Ele orienta que quem pretende pedir o reconhecimento do vínculo de emprego não espere a decisão definitiva do Supremo. A recomendação é ingressar com a ação o quanto antes para evitar a perda de direitos e garantir a preservação das provas.
“O trabalhador não pode ficar esperando essa definição do Supremo. Existe a questão do prazo prescricional de dois anos. Quanto mais próxima do contrato a prova for colhida, é melhor, porque a testemunha vai poder lembrar melhor o que aconteceu. Os documentos vão estar ali ainda disponíveis. O tempo vai passando. Os fatos vão se diluindo”, afirma.
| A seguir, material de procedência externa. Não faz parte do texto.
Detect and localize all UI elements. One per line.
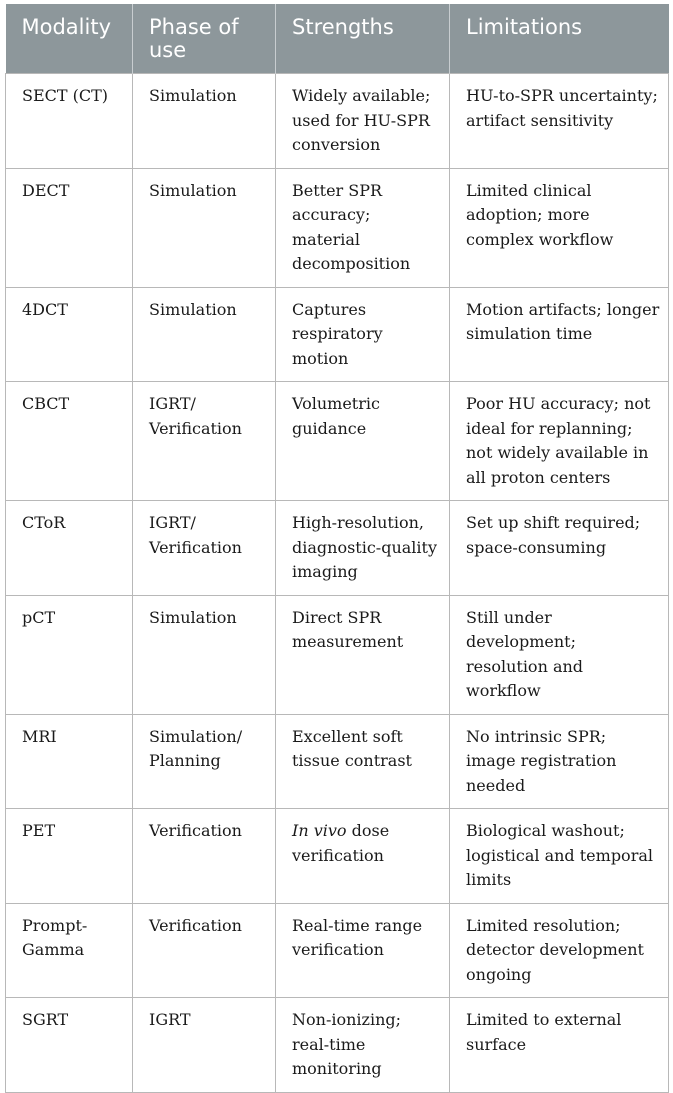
table-row <box>6 287 669 382</box>
header-strengths: Strengths <box>276 4 450 74</box>
cell-phase: IGRT <box>133 998 276 1093</box>
cell-phase: Simulation <box>133 287 276 382</box>
cell-modality: CBCT <box>6 382 133 501</box>
cell-phase: Simulation <box>133 595 276 714</box>
cell-strengths: Excellent soft tissue contrast <box>276 714 450 809</box>
in-vivo-italic: In vivo <box>292 821 347 840</box>
cell-limitations: No intrinsic SPR; image registration needed <box>450 714 669 809</box>
cell-limitations: Set up shift required; space-consuming <box>450 501 669 596</box>
cell-strengths: Direct SPR measurement <box>276 595 450 714</box>
table-row <box>6 903 669 998</box>
cell-modality: MRI <box>6 714 133 809</box>
cell-modality: CToR <box>6 501 133 596</box>
cell-phase: Simulation <box>133 74 276 169</box>
cell-phase: Verification <box>133 809 276 904</box>
cell-phase: IGRT/ Verification <box>133 382 276 501</box>
table-row <box>6 998 669 1093</box>
cell-modality: DECT <box>6 168 133 287</box>
cell-strengths: Widely available; used for HU-SPR conversion <box>276 74 450 169</box>
modality-table <box>5 4 669 1093</box>
table-body <box>6 74 669 1093</box>
header-limitations: Limitations <box>450 4 669 74</box>
cell-strengths: Volumetric guidance <box>276 382 450 501</box>
cell-strengths: Captures respiratory motion <box>276 287 450 382</box>
cell-limitations: Limited resolution; detector development ongoing <box>450 903 669 998</box>
cell-phase: Simulation <box>133 168 276 287</box>
cell-limitations: Limited to external surface <box>450 998 669 1093</box>
cell-phase: Simulation/ Planning <box>133 714 276 809</box>
table-row <box>6 714 669 809</box>
cell-modality: SECT (CT) <box>6 74 133 169</box>
table-header <box>6 4 669 74</box>
pet-strength-rest: dose verification <box>292 821 390 865</box>
cell-limitations: Poor HU accuracy; not ideal for replanning; not widely available in all proton centers <box>450 382 669 501</box>
cell-limitations: Limited clinical adoption; more complex workflow <box>450 168 669 287</box>
cell-strengths: Non-ionizing; real-time monitoring <box>276 998 450 1093</box>
header-row <box>6 4 669 74</box>
header-phase-of-use: Phase of use <box>133 4 276 74</box>
cell-modality: pCT <box>6 595 133 714</box>
cell-strengths: Better SPR accuracy; material decomposition <box>276 168 450 287</box>
table-row <box>6 382 669 501</box>
cell-limitations: Still under development; resolution and workflow <box>450 595 669 714</box>
table-row <box>6 74 669 169</box>
cell-limitations: HU-to-SPR uncertainty; artifact sensitivity <box>450 74 669 169</box>
cell-modality: Prompt-Gamma <box>6 903 133 998</box>
cell-phase: Verification <box>133 903 276 998</box>
cell-limitations: Biological washout; logistical and temporal limits <box>450 809 669 904</box>
table-row <box>6 168 669 287</box>
table-row <box>6 595 669 714</box>
header-modality: Modality <box>6 4 133 74</box>
cell-limitations: Motion artifacts; longer simulation time <box>450 287 669 382</box>
cell-strengths: Real-time range verification <box>276 903 450 998</box>
cell-strengths <box>276 809 450 904</box>
table-row <box>6 809 669 904</box>
cell-modality: PET <box>6 809 133 904</box>
cell-phase: IGRT/ Verification <box>133 501 276 596</box>
table-row <box>6 501 669 596</box>
cell-modality: SGRT <box>6 998 133 1093</box>
cell-modality: 4DCT <box>6 287 133 382</box>
cell-strengths: High-resolution, diagnostic-quality imaging <box>276 501 450 596</box>
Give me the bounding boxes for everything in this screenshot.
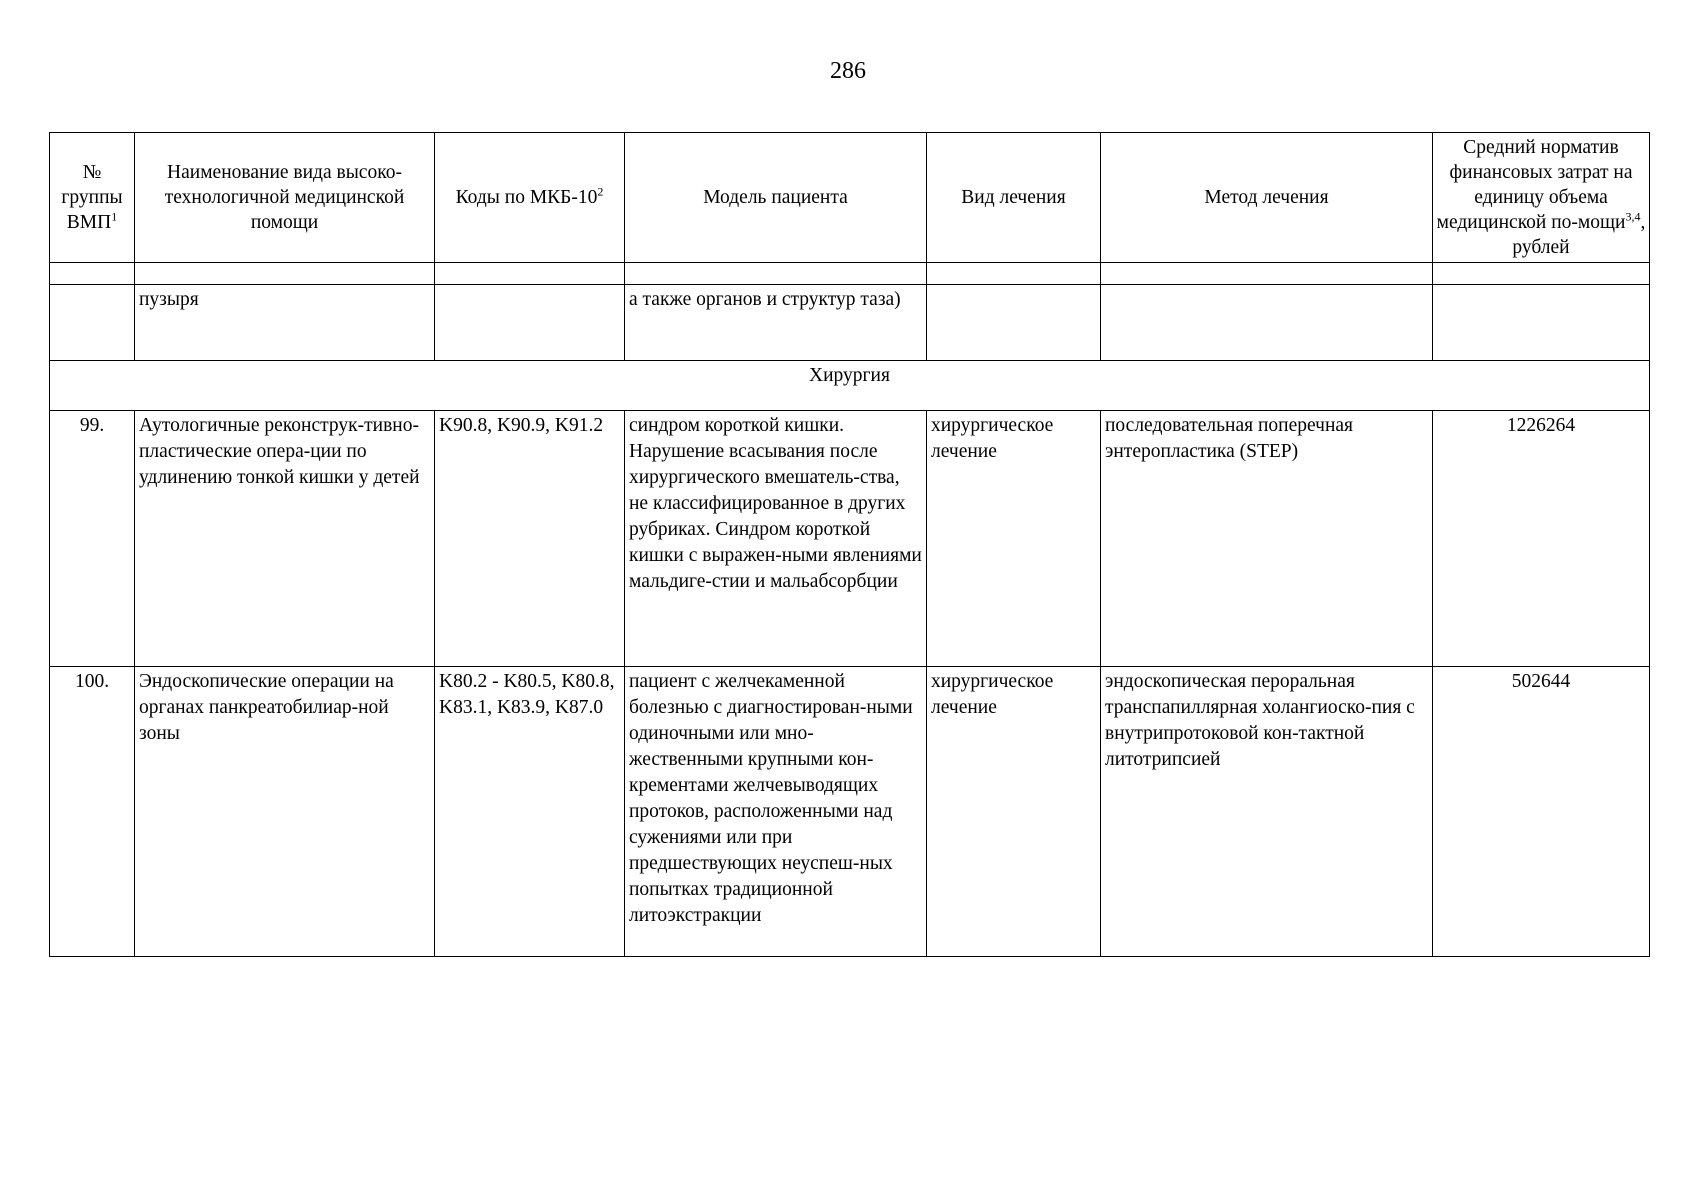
row-name: Эндоскопические операции на органах панкреатобилиар-ной зоны — [135, 667, 435, 957]
row-icd-codes: K90.8, K90.9, K91.2 — [435, 411, 625, 667]
row-name: Аутологичные реконструк-тивно-пластические опера-ции по удлинению тонкой кишки у детей — [135, 411, 435, 667]
header-treatment-method: Метод лечения — [1101, 133, 1433, 263]
continuation-name: пузыря — [135, 285, 435, 361]
row-patient-model: синдром короткой кишки. Нарушение всасывания после хирургического вмешатель-ства, не классифицированное в других рубриках. Синдром короткой кишки с выражен-ными явлениями мальдиге-стии и мальабсорбции — [625, 411, 927, 667]
row-treatment-type: хирургическое лечение — [927, 411, 1101, 667]
header-group-no: № группы ВМП$^1$ — [50, 133, 135, 263]
header-name: Наименование вида высоко-технологичной медицинской помощи — [135, 133, 435, 263]
table-row — [50, 667, 1650, 957]
row-icd-codes: K80.2 - K80.5, K80.8, K83.1, K83.9, K87.0 — [435, 667, 625, 957]
vmp-table — [49, 132, 1650, 957]
continuation-patient-model: а также органов и структур таза) — [625, 285, 927, 361]
header-patient-model: Модель пациента — [625, 133, 927, 263]
row-cost: 1226264 — [1433, 411, 1650, 667]
table-row-continuation — [50, 285, 1650, 361]
header-cost: Средний норматив финансовых затрат на единицу объема медицинской по-мощи$^{3,4}$, рублей — [1433, 133, 1650, 263]
page-number: 286 — [830, 58, 866, 84]
header-icd-codes: Коды по МКБ-$10^2$ — [435, 133, 625, 263]
row-patient-model: пациент с желчекаменной болезнью с диагностирован-ными одиночными или мно-жественными крупными кон-крементами желчевыводящих протоков, расположенными над сужениями или при предшествующих неуспеш-ных попытках традиционной литоэкстракции — [625, 667, 927, 957]
table-header-row — [50, 133, 1650, 263]
table-row-spacer — [50, 263, 1650, 285]
section-title: Хирургия — [50, 361, 1650, 411]
row-treatment-type: хирургическое лечение — [927, 667, 1101, 957]
table-row — [50, 411, 1650, 667]
row-group-no: 99. — [50, 411, 135, 667]
row-treatment-method: эндоскопическая пероральная транспапиллярная холангиоско-пия с внутрипротоковой кон-тактной литотрипсией — [1101, 667, 1433, 957]
section-row — [50, 361, 1650, 411]
row-cost: 502644 — [1433, 667, 1650, 957]
header-treatment-type: Вид лечения — [927, 133, 1101, 263]
row-treatment-method: последовательная поперечная энтеропластика (STEP) — [1101, 411, 1433, 667]
row-group-no: 100. — [50, 667, 135, 957]
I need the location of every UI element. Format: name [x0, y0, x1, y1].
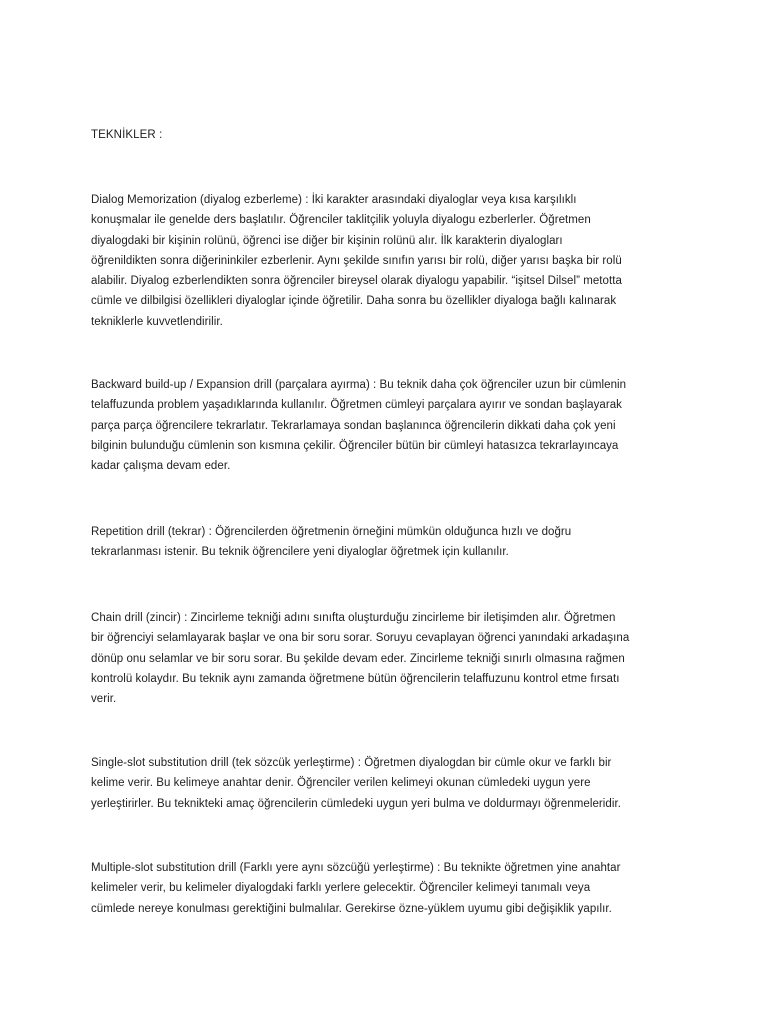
text-line: Multiple-slot substitution drill (Farklı yere aynı sözcüğü yerleştirme) : Bu teknikte öğretmen yine anahtar — [91, 862, 621, 874]
text-line: bilginin bulunduğu cümlenin son kısmına çekilir. Öğrenciler bütün bir cümleyi hatasızca tekrarlayıncaya — [91, 439, 619, 452]
text-line: parça parça öğrencilere tekrarlatır. Tekrarlamaya sondan başlanınca öğrencilerin dikkati daha çok yeni — [91, 419, 616, 432]
paragraph-multiple-slot-substitution — [91, 858, 683, 919]
text-line: öğrenildikten sonra diğerininkiler ezberlenir. Aynı şekilde sınıfın yarısı bir rolü, diğer yarısı başka bir rolü — [91, 254, 622, 267]
text-line: Backward build-up / Expansion drill (parçalara ayırma) : Bu teknik daha çok öğrenciler uzun bir cümlenin — [91, 379, 627, 391]
text-line: bir öğrenciyi selamlayarak başlar ve ona bir soru sorar. Soruyu cevaplayan öğrenci yanındaki arkadaşına — [91, 632, 630, 645]
paragraph-repetition-drill — [91, 522, 683, 563]
paragraph-backward-build-up — [91, 375, 683, 476]
text-line: verir. — [91, 693, 117, 706]
text-line: Dialog Memorization (diyalog ezberleme) : İki karakter arasındaki diyaloglar veya kısa karşılıklı — [91, 194, 577, 206]
text-line: kelimeler verir, bu kelimeler diyalogdaki farklı yerlere gelecektir. Öğrenciler kelimeyi tanımalı veya — [91, 882, 591, 895]
paragraph-dialog-memorization — [91, 190, 683, 332]
text-line: kontrolü kolaydır. Bu teknik aynı zamanda öğretmene bütün öğrencilerin telaffuzunu kontrol etme fırsatı — [91, 672, 620, 685]
document-heading: TEKNİKLER : — [91, 129, 163, 141]
text-line: cümle ve dilbilgisi özellikleri diyaloglar içinde öğretilir. Daha sonra bu özellikler diyaloga bağlı kalınarak — [91, 295, 617, 308]
text-line: telaffuzunda problem yaşadıklarında kullanılır. Öğretmen cümleyi parçalara ayırır ve sondan başlayarak — [91, 399, 622, 412]
text-line: alabilir. Diyalog ezberlendikten sonra öğrenciler bireysel olarak diyalogu yapabilir. “işitsel Dilsel” metotta — [91, 275, 622, 288]
text-line: kadar çalışma devam eder. — [91, 460, 231, 473]
text-line: konuşmalar ile genelde ders başlatılır. Öğrenciler taklitçilik yoluyla diyalogu ezberlerler. Öğretmen — [91, 214, 591, 227]
text-line: Chain drill (zincir) : Zincirleme tekniği adını sınıfta oluşturduğu zincirleme bir iletişimden alır. Öğretmen — [91, 612, 616, 624]
text-line: Repetition drill (tekrar) : Öğrencilerden öğretmenin örneğini mümkün olduğunca hızlı ve doğru — [91, 526, 572, 538]
text-line: tekrarlanması istenir. Bu teknik öğrencilere yeni diyaloglar öğretmek için kullanılır. — [91, 546, 509, 559]
text-line: cümlede nereye konulması gerektiğini bulmalılar. Gerekirse özne-yüklem uyumu gibi değişiklik yapılır. — [91, 902, 612, 915]
paragraph-single-slot-substitution — [91, 753, 683, 814]
text-line: Single-slot substitution drill (tek sözcük yerleştirme) : Öğretmen diyalogdan bir cümle okur ve farklı bir — [91, 757, 612, 769]
text-line: kelime verir. Bu kelimeye anahtar denir. Öğrenciler verilen kelimeyi okunan cümledeki uygun yere — [91, 777, 591, 790]
text-line: dönüp onu selamlar ve bir soru sorar. Bu şekilde devam eder. Zincirleme tekniği sınırlı olmasına rağmen — [91, 652, 625, 665]
text-line: tekniklerle kuvvetlendirilir. — [91, 315, 223, 328]
paragraph-chain-drill — [91, 608, 683, 709]
text-line: diyalogdaki bir kişinin rolünü, öğrenci ise diğer bir kişinin rolünü alır. İlk karakterin diyalogları — [91, 234, 563, 247]
text-line: yerleştirirler. Bu teknikteki amaç öğrencilerin cümledeki uygun yeri bulma ve doldurmayı öğrenmeleridir. — [91, 797, 621, 810]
Mesmo que o STF decida retirar da Justiça do Trabalho a competência para julgar essas ações, Callado avalia que a retomada dos processos não será inútil para os trabalhadores.
“Pelo menos a prova já vai ter sido produzida. Já vai ter uma decisão do juiz do Trabalho e talvez até do Tribunal. Isso poderá eventualmente balizar a decisão do juiz cível”, diz. “Em última análise, para o trabalhador, acho interessante que esses processos voltem a andar.”
Na avaliação do magistrado, deixar os processos completamente parados seria muito mais prejudicial do que permitir o andamento até as instâncias ordinárias.
Preocupação com mudança de competência
A preocupação da Anamatra continua sendo a possibilidade de o STF definir que a Justiça comum passe a julgar as ações que discutem fraude na contratação por meio de pessoas jurídicas.
Callado destaca que o reconhecimento ou não da existência de vínculo de emprego sempre fez parte da atividade da Justiça do Trabalho.
“Nós sempre julgamos essa matéria. Os juízes do Trabalho sempre decidiram se determinada relação era ou não de emprego. Isso é o núcleo do Direito do Trabalho.”
Ele explica que, quando a Justiça identifica que uma empresa utilizou a contratação por pessoa jurídica apenas para mascarar uma relação de emprego, cabe ao Judiciário reconhecer a fraude.
“Se fosse uma relação de emprego, reconheceríamos uma suposta fraude que vinha sendo adotada num outro modelo, como a pejotização, e declararíamos ali a relação de emprego. Se entendêssemos que não havia fraude, que de fato o trabalhador era autônomo ou havia uma empresa independente, esse pedido seria julgado improcedente”.
Para Callado, caso isso aconteça, haverá um impacto significativo para os trabalhadores.
“Esse juiz da Justiça cível não tem a formação do juiz do Trabalho que se dedica desde que a CLT existe a essa matéria. Não digo nem que seja uma incapacidade, mas um desconhecimento mesmo dos meandros das relações trabalhistas”.
Entenda Entidades alertam para os riscos de retirada da competência da Justiça do Trabalho
O diretor da Anamatra também considera que uma legislação específica poderia contribuir para reduzir a insegurança jurídica em torno da pejotização. Para ele, uma lei poderia reforçar expressamente a competência da Justiça do Trabalho para julgar esses casos e estabelecer critérios mais objetivos para distinguir a contratação autônoma legítima da fraude trabalhista. No entanto, ressalta que qualquer mudança legislativa precisaria ser “muito bem articulada, muito bem construída, para que não haja prejuízos ao trabalhador”, conclui Ronaldo Callado.